Un rapport de l’OCDE note que l’absence d’un mécanisme approprié de recharge routière pour les VE entraînera des pertes de revenus massives pour les gouvernements et soulèvera des questions d’équité sociale entre les propriétaires de « voitures traditionnelles », qui contribuent à l’entretien de l’infrastructure routière en payant des taxes sur les carburants, et les propriétaires de VE, qui ne le font pas. Il convient de noter qu’étant donné le coût des véhicules électriques, les personnes qui ne paient pas leurs taxes sur les carburants appartiennent souvent à une classe économique plus élevée que celles qui conduisent des voitures à essence. Le rapport conclut : « Il est urgent de prendre des mesures pour compenser la baisse des recettes provenant des taxes sur les carburants.

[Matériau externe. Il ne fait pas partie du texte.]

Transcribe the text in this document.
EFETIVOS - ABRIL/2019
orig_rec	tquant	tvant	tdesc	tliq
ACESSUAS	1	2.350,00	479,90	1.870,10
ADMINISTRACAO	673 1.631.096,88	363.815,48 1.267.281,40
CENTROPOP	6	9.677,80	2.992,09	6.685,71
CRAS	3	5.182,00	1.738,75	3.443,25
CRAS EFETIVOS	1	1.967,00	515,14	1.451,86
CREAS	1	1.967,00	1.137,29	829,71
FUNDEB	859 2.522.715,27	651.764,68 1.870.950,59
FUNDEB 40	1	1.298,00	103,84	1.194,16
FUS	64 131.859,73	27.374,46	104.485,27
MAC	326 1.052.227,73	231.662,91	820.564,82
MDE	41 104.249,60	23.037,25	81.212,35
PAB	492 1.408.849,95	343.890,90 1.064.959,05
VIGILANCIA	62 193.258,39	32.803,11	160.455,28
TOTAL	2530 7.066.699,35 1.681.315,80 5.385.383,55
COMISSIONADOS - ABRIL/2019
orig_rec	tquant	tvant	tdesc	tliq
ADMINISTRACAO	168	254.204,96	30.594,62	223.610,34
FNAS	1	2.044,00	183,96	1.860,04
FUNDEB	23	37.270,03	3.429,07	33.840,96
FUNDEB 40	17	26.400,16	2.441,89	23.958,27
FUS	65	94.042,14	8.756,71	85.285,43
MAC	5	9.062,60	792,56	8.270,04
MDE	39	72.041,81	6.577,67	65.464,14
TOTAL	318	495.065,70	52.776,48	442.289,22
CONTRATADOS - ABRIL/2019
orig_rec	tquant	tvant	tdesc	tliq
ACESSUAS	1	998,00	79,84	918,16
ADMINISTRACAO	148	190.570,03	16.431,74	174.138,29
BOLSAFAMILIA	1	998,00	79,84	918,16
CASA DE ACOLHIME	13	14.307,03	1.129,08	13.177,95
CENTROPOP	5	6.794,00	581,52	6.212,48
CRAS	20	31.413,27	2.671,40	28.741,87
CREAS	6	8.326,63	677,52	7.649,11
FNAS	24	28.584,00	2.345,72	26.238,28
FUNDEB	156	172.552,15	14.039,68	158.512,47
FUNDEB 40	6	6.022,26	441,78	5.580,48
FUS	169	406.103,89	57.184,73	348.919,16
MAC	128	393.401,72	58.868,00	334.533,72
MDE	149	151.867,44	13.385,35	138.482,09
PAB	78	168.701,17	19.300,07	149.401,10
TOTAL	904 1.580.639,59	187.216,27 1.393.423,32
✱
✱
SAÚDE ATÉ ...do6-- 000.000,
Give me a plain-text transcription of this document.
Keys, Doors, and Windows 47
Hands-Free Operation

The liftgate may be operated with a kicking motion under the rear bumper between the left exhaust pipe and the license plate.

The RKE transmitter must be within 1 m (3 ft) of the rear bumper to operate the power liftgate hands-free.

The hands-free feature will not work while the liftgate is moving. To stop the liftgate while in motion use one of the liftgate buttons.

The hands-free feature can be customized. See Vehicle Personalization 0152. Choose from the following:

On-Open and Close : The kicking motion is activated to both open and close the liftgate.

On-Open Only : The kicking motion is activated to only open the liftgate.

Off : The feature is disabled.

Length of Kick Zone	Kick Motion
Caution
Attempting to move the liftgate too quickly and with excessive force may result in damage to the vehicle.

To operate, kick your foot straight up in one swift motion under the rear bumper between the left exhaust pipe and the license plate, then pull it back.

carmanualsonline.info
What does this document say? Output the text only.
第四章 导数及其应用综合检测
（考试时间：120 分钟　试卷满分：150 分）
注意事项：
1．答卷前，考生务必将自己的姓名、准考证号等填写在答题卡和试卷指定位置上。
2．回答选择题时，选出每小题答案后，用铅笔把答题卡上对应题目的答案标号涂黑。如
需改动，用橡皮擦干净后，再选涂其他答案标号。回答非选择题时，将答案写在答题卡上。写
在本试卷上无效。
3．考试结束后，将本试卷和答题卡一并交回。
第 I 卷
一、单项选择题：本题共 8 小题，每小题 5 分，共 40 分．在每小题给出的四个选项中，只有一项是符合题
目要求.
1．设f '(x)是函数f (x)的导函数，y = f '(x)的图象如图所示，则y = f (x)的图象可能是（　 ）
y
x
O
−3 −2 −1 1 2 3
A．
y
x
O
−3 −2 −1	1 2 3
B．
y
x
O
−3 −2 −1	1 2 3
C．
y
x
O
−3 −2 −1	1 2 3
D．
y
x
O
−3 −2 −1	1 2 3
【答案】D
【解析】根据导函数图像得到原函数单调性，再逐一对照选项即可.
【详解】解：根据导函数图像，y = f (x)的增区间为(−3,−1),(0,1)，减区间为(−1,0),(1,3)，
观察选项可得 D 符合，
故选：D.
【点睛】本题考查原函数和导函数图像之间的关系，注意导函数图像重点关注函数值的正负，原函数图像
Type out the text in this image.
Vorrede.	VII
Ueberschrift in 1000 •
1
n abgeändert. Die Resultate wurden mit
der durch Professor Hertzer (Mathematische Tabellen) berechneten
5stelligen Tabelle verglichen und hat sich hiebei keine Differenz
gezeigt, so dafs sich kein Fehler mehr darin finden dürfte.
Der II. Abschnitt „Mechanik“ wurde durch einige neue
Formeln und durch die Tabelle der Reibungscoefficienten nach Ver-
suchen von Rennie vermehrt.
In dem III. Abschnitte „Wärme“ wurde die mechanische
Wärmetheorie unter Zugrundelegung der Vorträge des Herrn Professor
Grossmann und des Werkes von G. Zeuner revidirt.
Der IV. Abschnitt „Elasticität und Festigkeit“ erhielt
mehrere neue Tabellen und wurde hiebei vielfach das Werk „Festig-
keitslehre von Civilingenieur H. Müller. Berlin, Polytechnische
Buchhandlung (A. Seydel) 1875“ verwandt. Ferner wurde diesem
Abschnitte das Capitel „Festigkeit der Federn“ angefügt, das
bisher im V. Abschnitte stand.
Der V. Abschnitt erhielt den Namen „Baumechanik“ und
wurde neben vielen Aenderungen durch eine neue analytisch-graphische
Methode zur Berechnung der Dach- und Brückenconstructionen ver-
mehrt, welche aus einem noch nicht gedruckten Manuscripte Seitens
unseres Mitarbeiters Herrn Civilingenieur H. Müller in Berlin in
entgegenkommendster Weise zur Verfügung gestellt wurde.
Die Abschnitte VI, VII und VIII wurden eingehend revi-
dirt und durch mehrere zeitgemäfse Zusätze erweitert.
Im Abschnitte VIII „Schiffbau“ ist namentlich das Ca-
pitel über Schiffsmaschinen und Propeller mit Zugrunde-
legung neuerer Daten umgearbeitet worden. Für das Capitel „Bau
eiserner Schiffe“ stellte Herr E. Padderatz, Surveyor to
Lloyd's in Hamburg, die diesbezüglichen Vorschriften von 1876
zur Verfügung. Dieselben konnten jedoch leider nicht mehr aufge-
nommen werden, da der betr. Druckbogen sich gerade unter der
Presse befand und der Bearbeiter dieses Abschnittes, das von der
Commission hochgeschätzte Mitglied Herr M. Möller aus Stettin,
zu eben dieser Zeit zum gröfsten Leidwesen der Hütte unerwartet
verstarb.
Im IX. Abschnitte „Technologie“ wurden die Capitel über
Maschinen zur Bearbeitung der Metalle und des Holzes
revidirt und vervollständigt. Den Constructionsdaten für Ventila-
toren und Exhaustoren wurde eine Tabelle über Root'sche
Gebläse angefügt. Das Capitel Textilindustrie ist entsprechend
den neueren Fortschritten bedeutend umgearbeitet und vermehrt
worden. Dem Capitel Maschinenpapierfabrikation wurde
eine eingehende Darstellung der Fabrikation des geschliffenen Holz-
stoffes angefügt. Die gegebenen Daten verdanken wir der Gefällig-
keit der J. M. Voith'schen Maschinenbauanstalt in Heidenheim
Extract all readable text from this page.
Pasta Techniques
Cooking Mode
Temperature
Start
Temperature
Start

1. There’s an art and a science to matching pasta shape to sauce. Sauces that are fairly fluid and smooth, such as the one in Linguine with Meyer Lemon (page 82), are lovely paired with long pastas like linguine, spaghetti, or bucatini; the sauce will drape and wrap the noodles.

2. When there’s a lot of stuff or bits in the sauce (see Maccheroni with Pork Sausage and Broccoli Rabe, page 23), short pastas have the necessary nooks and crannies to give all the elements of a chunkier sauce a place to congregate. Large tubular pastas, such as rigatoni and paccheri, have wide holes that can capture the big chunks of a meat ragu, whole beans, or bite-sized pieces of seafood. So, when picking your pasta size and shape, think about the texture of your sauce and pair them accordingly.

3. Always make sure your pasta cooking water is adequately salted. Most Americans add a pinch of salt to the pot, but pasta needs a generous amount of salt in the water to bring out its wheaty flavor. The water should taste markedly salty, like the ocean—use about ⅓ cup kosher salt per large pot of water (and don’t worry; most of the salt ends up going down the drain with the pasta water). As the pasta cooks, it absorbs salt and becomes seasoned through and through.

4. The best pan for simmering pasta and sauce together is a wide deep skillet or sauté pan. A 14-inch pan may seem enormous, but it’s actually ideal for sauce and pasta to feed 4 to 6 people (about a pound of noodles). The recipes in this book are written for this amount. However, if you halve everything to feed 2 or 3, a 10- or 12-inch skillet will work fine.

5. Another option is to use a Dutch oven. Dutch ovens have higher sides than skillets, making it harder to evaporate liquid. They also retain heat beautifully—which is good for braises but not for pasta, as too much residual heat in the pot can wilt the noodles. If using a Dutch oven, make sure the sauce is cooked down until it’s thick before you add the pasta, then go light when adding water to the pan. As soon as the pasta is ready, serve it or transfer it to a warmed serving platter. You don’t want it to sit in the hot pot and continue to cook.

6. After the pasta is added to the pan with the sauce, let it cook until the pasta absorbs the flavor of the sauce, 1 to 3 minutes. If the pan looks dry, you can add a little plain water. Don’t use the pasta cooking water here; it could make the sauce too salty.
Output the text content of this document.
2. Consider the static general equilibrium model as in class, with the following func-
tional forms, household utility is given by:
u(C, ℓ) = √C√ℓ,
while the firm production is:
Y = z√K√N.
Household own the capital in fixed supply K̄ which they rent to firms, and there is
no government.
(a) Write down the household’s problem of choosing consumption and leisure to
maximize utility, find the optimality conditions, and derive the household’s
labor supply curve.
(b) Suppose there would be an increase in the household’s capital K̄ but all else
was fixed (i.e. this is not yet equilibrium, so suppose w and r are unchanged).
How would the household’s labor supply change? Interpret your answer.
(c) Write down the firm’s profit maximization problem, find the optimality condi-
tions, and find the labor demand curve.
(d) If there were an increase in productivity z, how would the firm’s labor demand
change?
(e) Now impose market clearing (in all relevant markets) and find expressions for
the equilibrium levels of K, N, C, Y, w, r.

Les gouvernements devraient appliquer à court terme des taxes indifférenciées basées sur la distance parcourue.

Historique de la tarification basée sur la distance en Europe

Depuis la création de l’Eurovignette en 1999, l’Europe est à l’avant-garde de la mise en œuvre de la tarification des poids lourds en fonction de la distance parcourue. À l’heure actuelle, huit pays appliquent un péage aux camions en fonction de la distance parcourue, et quelques autres vont rejoindre ce groupe (le Danemark et les Pays-Bas). La région Alsace, en France, va également mettre en place une redevance régionale basée sur le même modèle.  

Les révisions ultérieures de cette directive européenne ont conduit à l’internalisation progressive des coûts externes causés par les camions : une bonne initative car les externalités (usure de la route, accidents, émissions et bruit) des camions sont beaucoup plus élevés que ceux causés par les voitures. Selon l’étude de l’OCDE, en Suède, les poids lourds génèrent entre 5 et 12 fois plus d’externalités que les voitures. 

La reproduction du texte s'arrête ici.